System.Security.Cryptography.Cng nuget pulls in older dlls than present in the .net framework

[Saurbaum]

Description

I got caught out by this today and have been in the past.

If you are targeting .netframework 4.8 and include System.Security.Cryptography.Cng via nuget because it has a dependency on System.Security.Cryptography.Algorithms that brings in a collection of nuget packages
System.IO
System.Runtime
System.Security.Cryptography.Algorithms
System.Security.Cryptography.Encoding
System.Security.Cryptography.Primitives

which are older than the versions distributed in the latest version of the .net 4.8 framework

Reproduction Steps

Include System.Security.Cryptography.Cng in a c# project targeting .netframework 4.8

Expected behavior

Only real dependencies should be included if they are newer than the released framework

Actual behavior

I suspect originally these versions were newer than the supported framework binaries available at that time. What this means is technically we run the risk of downgrading by accident at build time.

Regression?

No response

Known Workarounds

Manually deleting the references to the packages.

Configuration

No response

Other information

No response

[dotnet-policy-service]

Tagging subscribers to this area: @dotnet/area-system-security, @bartonjs, @vcsjones
See info in area-owners.md if you want to be subscribed.

[huoyaoyuan]

There is no risk for downgrading. The aforementioned packages like System.IO, System.Runtime are purely facades on .NET Framework that contains no executable code. The System.Security packages are purely additions on .NET Framework. There's nothing can be downgraded.

[huoyaoyuan]

Moreover, System.Security.Cryptography.Cng is already a facade that adds nothing on .NET Framework.
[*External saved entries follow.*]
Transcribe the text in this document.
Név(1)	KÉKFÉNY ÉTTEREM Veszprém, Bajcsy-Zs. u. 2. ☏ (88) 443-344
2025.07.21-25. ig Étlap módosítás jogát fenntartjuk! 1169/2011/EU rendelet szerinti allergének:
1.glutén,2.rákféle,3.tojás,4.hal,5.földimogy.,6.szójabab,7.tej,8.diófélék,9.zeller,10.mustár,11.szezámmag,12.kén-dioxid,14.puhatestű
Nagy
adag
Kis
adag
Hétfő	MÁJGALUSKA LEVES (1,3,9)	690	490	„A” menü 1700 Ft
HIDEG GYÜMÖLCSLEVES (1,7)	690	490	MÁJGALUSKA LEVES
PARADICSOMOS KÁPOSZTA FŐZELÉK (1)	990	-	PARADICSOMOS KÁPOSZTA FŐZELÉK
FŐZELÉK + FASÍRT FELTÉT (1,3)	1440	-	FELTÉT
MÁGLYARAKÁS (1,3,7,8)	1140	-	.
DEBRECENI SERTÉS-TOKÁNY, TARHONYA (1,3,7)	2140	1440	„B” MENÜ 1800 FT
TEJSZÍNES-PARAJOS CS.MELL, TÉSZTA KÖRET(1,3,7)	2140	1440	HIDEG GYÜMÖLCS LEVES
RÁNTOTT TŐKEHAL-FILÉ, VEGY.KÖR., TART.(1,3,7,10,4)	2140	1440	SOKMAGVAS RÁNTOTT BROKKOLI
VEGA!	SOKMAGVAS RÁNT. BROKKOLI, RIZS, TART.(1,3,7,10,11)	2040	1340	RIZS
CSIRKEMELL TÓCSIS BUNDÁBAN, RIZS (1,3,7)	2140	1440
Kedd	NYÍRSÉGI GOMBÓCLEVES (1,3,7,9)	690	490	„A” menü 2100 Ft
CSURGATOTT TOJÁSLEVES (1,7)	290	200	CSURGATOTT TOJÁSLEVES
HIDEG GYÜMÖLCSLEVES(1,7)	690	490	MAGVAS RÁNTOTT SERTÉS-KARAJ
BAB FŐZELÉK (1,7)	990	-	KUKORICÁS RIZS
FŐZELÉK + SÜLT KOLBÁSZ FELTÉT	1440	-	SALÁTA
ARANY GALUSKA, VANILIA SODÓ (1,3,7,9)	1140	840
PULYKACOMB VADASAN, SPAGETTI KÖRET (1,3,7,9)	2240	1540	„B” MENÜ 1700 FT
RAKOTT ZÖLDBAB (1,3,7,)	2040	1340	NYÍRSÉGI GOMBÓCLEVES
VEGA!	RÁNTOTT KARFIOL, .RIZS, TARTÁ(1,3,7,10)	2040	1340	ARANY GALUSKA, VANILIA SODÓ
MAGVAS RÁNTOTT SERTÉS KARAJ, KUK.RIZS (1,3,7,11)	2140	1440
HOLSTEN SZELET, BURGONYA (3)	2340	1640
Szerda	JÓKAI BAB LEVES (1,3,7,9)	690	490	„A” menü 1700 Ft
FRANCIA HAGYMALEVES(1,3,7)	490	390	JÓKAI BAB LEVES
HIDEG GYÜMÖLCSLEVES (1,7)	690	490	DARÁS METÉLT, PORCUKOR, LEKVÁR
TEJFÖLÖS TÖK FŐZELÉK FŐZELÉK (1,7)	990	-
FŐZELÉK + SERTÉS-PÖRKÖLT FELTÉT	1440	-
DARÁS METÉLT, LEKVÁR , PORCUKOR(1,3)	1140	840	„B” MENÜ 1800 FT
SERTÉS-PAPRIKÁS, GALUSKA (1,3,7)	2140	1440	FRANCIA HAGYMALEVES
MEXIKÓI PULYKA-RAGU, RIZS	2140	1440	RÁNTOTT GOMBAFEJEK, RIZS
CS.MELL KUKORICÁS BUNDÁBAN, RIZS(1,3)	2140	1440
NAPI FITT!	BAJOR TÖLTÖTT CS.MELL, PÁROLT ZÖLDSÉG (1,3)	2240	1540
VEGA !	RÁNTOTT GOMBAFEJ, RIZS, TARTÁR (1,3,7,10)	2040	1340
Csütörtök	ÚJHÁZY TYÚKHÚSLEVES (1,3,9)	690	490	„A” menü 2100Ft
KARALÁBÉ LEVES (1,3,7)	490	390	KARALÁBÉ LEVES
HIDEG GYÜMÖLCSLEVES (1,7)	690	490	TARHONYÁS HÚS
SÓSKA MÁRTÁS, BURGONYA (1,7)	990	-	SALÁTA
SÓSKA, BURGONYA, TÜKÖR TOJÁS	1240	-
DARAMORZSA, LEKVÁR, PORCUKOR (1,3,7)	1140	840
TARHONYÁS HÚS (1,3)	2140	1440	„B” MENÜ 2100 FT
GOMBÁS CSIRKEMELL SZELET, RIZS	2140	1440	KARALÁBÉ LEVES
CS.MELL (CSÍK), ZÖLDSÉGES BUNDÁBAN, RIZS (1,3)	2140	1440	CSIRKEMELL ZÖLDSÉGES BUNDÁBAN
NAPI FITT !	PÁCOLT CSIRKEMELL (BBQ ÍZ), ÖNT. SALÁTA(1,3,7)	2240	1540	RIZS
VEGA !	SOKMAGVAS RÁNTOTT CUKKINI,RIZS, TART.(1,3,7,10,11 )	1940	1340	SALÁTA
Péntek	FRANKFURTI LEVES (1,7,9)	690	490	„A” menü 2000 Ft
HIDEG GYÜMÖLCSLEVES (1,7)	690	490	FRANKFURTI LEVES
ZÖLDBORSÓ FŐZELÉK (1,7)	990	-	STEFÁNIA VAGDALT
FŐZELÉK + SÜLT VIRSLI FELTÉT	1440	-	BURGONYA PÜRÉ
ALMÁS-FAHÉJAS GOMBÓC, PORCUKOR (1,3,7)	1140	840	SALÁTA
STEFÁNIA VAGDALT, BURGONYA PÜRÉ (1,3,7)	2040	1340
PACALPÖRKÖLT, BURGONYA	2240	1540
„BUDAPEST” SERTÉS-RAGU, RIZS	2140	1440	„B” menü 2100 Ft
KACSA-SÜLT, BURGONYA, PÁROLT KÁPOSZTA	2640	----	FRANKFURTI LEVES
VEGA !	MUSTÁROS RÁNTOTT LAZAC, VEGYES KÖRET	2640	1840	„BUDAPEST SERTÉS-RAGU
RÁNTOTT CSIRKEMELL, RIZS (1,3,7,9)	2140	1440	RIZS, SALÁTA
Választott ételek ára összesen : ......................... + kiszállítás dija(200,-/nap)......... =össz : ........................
You should not need the package at all.

[vcsjones]

System.Security.Cryptography.Cng as a nuget package is basically deprecated at this point. You shouldn't need it for .NET Framework or later versions of .NET, either. We should make a note of that on the package README.

[vcsjones]

But yes, @huoyaoyuan is correct - this nuget package cannot "downgrade" your experience. This nuget package is simply a facade assembly for .NET Framework. It means if someone tries the use the types from the package, it says "Go use the ones built-in to the framework instead".

runtime/src/libraries/System.Security.Cryptography.Cng/src/System.Security.Cryptography.Cng.csproj

Line 11 in 4aadfea

<IsPartialFacadeAssembly Condition="$(TargetFramework.StartsWith('net4'))">true</IsPartialFacadeAssembly>

However the actual src directory for this package is gone now - this package has not been updated since .NET 5.